Jusqu’ici, il n’existait simplement pas de «route commerciale» pour l’or Fairmined (un label qui certifie les pratiques responsables, ndlr) en Bolivie. Ce partenariat a ouvert une première voie d’exportation.

Quelle est aujourd’hui la part de l’or équitable dans vos achats?

La quantité est encore minime, mais nous achetons l’intégralité de l’or Fairmined des différentes mines que nous soutenons. À moyen terme, notre objectif est de pouvoir présenter toutes les montres de la collection L.U.C et les parures de la collection de Haute Joaillerie en or Fairmined. Le chemin est encore long et, comme le dit souvent ma sœur, Rome ne s’est pas faite en un jour!

Vos clients sont-ils réellement sensibles à la provenance de l’or?

Nous leur expliquons notre démarche. Ils sont de plus en plus à souhaiter connaître la provenance de l’or, et disposer d’une réelle traçabilité.

Que répondez-vous à ceux qui considèrent que ce type d’initiatives relève surtout du marketing?

Les efforts que requiert cette démarche sont tels qu’il faut être motivés et convaincus! Ce projet a d’ailleurs eu des répercussions considérables sur l’entreprise dans son ensemble et pour les processus de production et la logistique en particulier. Mais nous l’assumons, nos équipes sont fières de ce projet.

Et vos concurrents, qu’en pensent-ils?

Chopard a joué un rôle de pionnier en introduisant l’or Fairmined dans l’industrie horlogère et joaillière. Nous souhaitons par contre que d’autres marques suivent ce mouvement, tout comme nos fournisseurs traditionnels en métaux précieux.

Globalement, comment sera l’année horlogère 2016?

Elle sera similaire à 2015, c’est-à-dire compliquée. Mais si possible avec moins de volatilité sur le marché des changes ou celui de l’or. Et moins de conflits internationaux, également.
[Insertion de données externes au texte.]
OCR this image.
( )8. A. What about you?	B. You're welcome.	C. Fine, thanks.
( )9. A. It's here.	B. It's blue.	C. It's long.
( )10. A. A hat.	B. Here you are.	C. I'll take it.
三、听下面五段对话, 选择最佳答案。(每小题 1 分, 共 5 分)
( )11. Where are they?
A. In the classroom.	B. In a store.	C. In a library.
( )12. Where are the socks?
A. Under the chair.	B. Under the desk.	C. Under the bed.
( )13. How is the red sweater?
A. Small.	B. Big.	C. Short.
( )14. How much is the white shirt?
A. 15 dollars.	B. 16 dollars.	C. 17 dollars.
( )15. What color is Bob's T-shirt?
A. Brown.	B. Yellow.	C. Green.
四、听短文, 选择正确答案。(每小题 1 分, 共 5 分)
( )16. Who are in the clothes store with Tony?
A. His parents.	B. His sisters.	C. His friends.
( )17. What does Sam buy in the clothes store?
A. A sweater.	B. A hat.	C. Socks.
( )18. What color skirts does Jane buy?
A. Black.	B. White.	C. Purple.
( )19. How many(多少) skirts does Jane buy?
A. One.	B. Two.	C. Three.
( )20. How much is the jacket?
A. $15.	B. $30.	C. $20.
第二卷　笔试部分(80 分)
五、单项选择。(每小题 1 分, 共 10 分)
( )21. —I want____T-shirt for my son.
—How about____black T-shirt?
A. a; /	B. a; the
Les sous-traitants souffrent. Certains d’entre eux estiment que c’est aussi structurel, parce que les marques ont beaucoup internalisé leur production ces dernières années. L’horlogerie suisse est-elle en situation de surcapacités?

Si la baisse se poursuit l’an prochain, nous pourrons en reparler. Mais en l’état, je ne pense pas que les horlogers aient vu trop grand. Même si 2015 sera moins bon que 2014, il faut se souvenir que le secteur vend toujours nettement plus de montres qu’en 2005!

Profil

1958 Naissance à Pforzheim, au sud-ouest de l’Allemagne.

1973 Apprentissage d’orfèvre à Genève.

1996 Début de la fabrication de mouvements mécaniques à Fleurier (NE).

2001 Accession, avec sa sœur Caroline, à la coprésidence de Chopard.